Unlike WiFi that uses radio waves, LiFi is a wireless communication technology that uses light waves to provide an internet connection
Given that visible light spectrum is 10,000 times larger than radio waves LiFi’s speed can be 100 times faster than WiFi
Despite being a much speedier internet technology as compared to WiFi, LiFi implementations are yet to make any dent in India.
Unlike WiFi or wireless fidelity that uses radio waves, LiFi or light fidelity is a wireless communication technology that uses light waves to provide an internet connection. It allows for much faster data transfer and is considered more secure than WiFi. Given that the visible light spectrum is 10,000 times larger than radio waves and hence LiFi’s speed can be 100 times faster than WiFi.
Despite these advantages, Wipro Lighting that partnered with Scotland-based pureLiFi--a global leader in LiFi technology--more than two years ago to develop new applications for the wireless communications and lighting market in Asia, is yet to see commercial success with LiFi in India, acknowledges Vineet Agrawal, CEO of Wipro Consumer Care and Lighting.
He points out that WiFi spectrum is limited but when you use light, the spectrum increases. Second, data transfer is much faster, and third, data privacy is much higher. "The only disadvantage is that when there’s no light, you can’t get the data," notes Agrawal.
Agrawal believes LiFi solutions will eventually work successfully in sectors like banks where there is huge need for data privacy. “As of now, we have only got pilot installations in areas such as office space and also at a manufacturing site, but it’s a matter of time that it will take off." The technology has a relatively small set of customers as it is driven by need, and the customers that need data security already have ways to protect their data, explains Agrawal. “Cost is also a deterrent, which we are working to bring down," he added.

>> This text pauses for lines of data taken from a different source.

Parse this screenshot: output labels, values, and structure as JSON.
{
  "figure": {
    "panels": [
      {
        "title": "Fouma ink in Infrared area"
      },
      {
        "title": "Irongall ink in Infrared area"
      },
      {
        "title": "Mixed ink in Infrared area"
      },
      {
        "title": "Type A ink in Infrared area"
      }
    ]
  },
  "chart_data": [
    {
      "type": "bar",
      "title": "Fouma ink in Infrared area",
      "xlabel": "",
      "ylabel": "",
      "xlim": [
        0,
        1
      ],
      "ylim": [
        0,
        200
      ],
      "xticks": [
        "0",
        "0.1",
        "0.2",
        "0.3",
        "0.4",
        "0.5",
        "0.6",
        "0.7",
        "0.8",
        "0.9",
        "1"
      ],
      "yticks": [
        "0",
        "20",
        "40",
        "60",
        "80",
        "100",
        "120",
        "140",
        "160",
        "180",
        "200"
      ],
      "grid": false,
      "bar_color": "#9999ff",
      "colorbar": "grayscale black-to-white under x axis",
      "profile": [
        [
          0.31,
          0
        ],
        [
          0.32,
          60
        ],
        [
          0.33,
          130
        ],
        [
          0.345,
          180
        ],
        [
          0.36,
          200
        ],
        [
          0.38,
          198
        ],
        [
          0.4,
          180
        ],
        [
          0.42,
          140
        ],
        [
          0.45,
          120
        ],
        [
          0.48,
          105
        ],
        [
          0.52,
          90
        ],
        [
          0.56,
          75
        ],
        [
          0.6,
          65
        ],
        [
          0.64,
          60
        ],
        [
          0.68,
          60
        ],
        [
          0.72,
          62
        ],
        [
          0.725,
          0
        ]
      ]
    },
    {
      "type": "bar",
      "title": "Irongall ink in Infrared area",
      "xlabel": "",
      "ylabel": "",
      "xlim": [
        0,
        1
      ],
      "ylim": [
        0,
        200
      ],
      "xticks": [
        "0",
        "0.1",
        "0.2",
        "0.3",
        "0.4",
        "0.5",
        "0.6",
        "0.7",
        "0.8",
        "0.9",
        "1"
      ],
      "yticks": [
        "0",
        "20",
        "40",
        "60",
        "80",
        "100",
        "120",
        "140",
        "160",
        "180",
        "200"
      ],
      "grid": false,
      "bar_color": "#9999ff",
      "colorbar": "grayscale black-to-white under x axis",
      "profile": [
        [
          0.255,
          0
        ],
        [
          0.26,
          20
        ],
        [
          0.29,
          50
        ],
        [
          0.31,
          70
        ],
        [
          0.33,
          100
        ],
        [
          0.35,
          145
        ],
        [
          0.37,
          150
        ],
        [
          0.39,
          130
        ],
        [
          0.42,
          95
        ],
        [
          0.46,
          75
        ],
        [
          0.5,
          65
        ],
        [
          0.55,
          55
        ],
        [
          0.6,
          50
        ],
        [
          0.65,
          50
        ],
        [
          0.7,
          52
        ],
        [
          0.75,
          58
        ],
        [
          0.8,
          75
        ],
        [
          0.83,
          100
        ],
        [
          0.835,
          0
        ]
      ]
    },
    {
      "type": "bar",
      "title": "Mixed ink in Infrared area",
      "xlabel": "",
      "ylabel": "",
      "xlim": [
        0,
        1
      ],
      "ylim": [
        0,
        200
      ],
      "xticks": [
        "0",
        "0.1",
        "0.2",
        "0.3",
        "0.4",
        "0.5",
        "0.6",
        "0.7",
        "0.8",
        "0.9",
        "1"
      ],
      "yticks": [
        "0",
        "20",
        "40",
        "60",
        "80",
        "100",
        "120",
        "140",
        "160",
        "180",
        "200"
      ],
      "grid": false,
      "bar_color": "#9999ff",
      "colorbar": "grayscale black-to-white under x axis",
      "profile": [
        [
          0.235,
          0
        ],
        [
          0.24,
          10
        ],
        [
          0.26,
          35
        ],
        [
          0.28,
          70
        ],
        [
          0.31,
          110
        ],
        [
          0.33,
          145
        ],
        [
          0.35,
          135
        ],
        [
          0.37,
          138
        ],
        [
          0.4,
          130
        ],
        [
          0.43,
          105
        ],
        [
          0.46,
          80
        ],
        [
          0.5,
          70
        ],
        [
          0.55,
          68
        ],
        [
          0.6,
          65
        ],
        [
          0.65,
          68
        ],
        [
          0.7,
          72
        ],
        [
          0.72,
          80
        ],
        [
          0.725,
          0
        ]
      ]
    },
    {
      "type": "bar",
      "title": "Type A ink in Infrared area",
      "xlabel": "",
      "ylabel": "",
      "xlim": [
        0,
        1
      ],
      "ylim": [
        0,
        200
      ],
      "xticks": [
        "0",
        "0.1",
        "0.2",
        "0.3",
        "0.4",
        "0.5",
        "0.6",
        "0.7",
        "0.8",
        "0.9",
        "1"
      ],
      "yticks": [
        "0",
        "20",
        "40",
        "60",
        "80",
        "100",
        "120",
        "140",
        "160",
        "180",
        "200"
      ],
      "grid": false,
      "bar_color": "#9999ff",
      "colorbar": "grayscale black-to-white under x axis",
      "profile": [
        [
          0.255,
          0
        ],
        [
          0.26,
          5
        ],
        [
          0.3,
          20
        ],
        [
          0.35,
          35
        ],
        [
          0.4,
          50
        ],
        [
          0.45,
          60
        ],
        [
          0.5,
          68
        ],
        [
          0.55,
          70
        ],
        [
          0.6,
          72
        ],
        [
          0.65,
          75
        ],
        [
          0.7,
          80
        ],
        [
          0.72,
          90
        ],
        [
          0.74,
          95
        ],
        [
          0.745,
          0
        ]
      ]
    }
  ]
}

For instance, a 9W (9 watt) Wipro WiFi-enabled Smart Bulb is priced at Rs.2099 while a standard 9W Wipro LED bulb costs only Rs.240. Other products are similarly priced. On 1 October, for instance, Philips too announced the launch of its ‘Philips Smart Wi-Fi’ LED range of bulbs in India. However, comparisons with LED or WiFi-enabled LED bulbs are not fair since unlike WiFi-enabled LED bulbs that retail in the market, LiFi products are typically business to business (B2B) deals. As an example, PureLiFi has begun offering a LiFi starter kit for small businesses and institutions at the cost of £2500 (about Rs.2.18 lakh at today's rates), excluding delivery and duties.
The term Li-Fi was coined by Prof. Harald Haas, founder and chief scientist of pureLiFi, and also a professor of mobile communications at Edinburgh University. Li-Fi is a category of Optical Wireless Communications (OWC). According to the pureLiFi website, each year the world utilises 60% more wireless data than the previous one, and the number of connected devices (such as mobile phones and smart devices) is likely to be in excess of 50 billion by 2020. “If internet users are going to continue to live in the wireless cloud with wearables, virtual reality and in a fully connected world, we need new wireless technology such as LiFi to realise this future," pureLiFi said in a statement when it partnered with Wipro Lighting two years back.
Global Market Insights has forecast the worldwide LiFi market to reach over $75 billion by 2023.
To be sure, Wipro isn’t the first to talk about LiFi. In June this year, Signify (formerly Philips Lighting) launched one of the first commercial LiFi systems. Signify's LiFi system, called Trulifi, is being piloted by Icade, the French real estate investment company in its smart office in La Defense, Paris.